Experimental studies of shear stress and flow separation in low Reynolds number flows

Author(s)

Weldon, Matthew J. (Matthew Jacob)

Other Contributors

Massachusetts Institute of Technology. Dept. of Mechanical Engineering.

Advisor

Thomas Peacock and Alexandra Techet.

Abstract

Presented here is an experimental investigation of the kinematic theory of separation in unsteady two-dimensional flows, and an evaluation of a novel optical shear stress sensor. Fixed separation in the rotor-oscillator flow is studied for steady, periodic, and quasi-periodic fluid motion.
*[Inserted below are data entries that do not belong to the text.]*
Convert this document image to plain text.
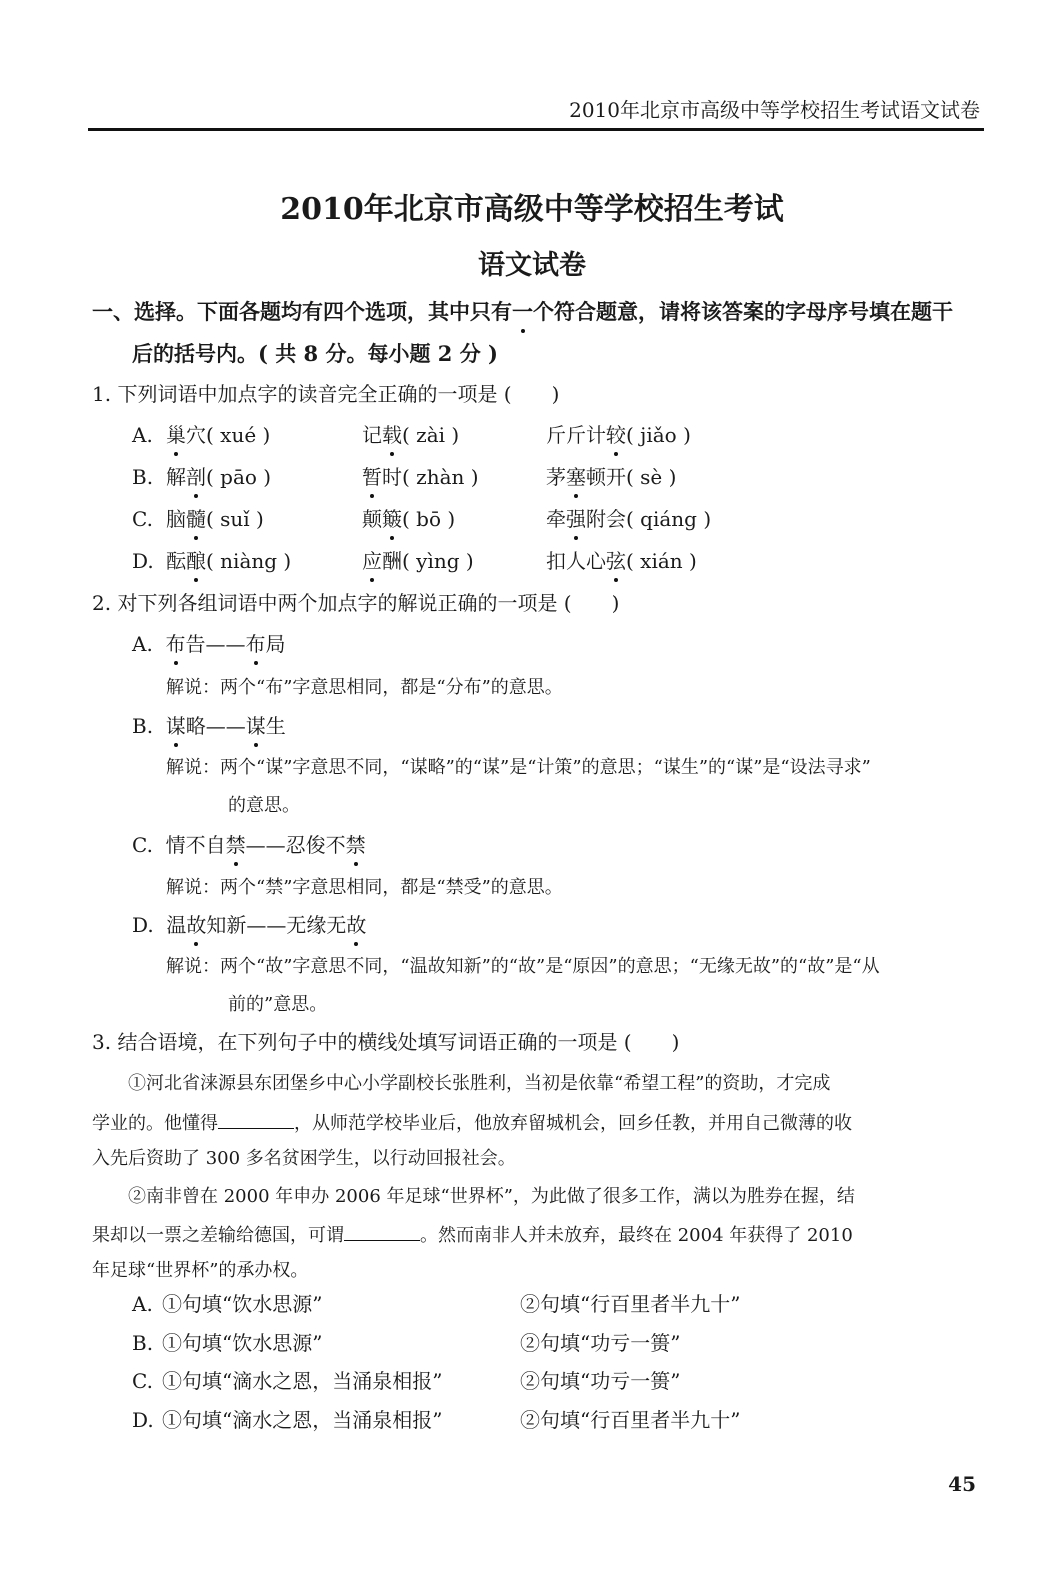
2010年北京市高级中等学校招生考试语文试卷
2010年北京市高级中等学校招生考试
语文试卷
一、选择。下面各题均有四个选项，其中只有一个符合题意，请将该答案的字母序号填在题干
后的括号内。( 共 8 分。每小题 2 分 )
1. 下列词语中加点字的读音完全正确的一项是 (　　)
A. 巢穴( xué )	记载( zài )	斤斤计较( jiǎo )
B. 解剖( pāo )	暂时( zhàn )	茅塞顿开( sè )
C. 脑髓( suǐ )	颠簸( bō )	牵强附会( qiáng )
D. 酝酿( niàng )	应酬( yìng )	扣人心弦( xián )
2. 对下列各组词语中两个加点字的解说正确的一项是 (　　)
A. 布告——布局
解说：两个“布”字意思相同，都是“分布”的意思。
B. 谋略——谋生
解说：两个“谋”字意思不同，“谋略”的“谋”是“计策”的意思；“谋生”的“谋”是“设法寻求”
的意思。
C. 情不自禁——忍俊不禁
解说：两个“禁”字意思相同，都是“禁受”的意思。
D. 温故知新——无缘无故
解说：两个“故”字意思不同，“温故知新”的“故”是“原因”的意思；“无缘无故”的“故”是“从
前的”意思。
3. 结合语境，在下列句子中的横线处填写词语正确的一项是 (　　)
①河北省涞源县东团堡乡中心小学副校长张胜利，当初是依靠“希望工程”的资助，才完成
学业的。他懂得	，从师范学校毕业后，他放弃留城机会，回乡任教，并用自己微薄的收
入先后资助了 300 多名贫困学生，以行动回报社会。
②南非曾在 2000 年申办 2006 年足球“世界杯”，为此做了很多工作，满以为胜券在握，结
果却以一票之差输给德国，可谓	。然而南非人并未放弃，最终在 2004 年获得了 2010
年足球“世界杯”的承办权。
A. ①句填“饮水思源”	②句填“行百里者半九十”
B. ①句填“饮水思源”	②句填“功亏一篑”
C. ①句填“滴水之恩，当涌泉相报”	②句填“功亏一篑”
D. ①句填“滴水之恩，当涌泉相报”	②句填“行百里者半九十”
45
Experimental results are directly compared to numerical simulations, which provide the shear-stress and pressure data required for detecting fixed separation in an unsteady flow. Good agreement between theory and experiments in determining both the location of the separation point and the angle of the separation profile is found. With the goal of directly measuring shear stress to high accuracy, an optical shear stress sensor is evaluated on a flat plate boundary layer. Wall-shear measured with the sensor is compared to that derived from particle image velocimetry (PIV) velocity profiles, and the resulting discrepancy between the two measurements is discussed.

Description

Thesis (S.M.)--Massachusetts Institute of Technology, Dept. of Mechanical Engineering, 2007.
Includes bibliographical references (p. 77-78).

Date issued

2007

URI

http://hdl.handle.net/1721.1/39892

Department

Massachusetts Institute of Technology. Department of Mechanical Engineering

Publisher

Massachusetts Institute of Technology

Keywords

Mechanical Engineering.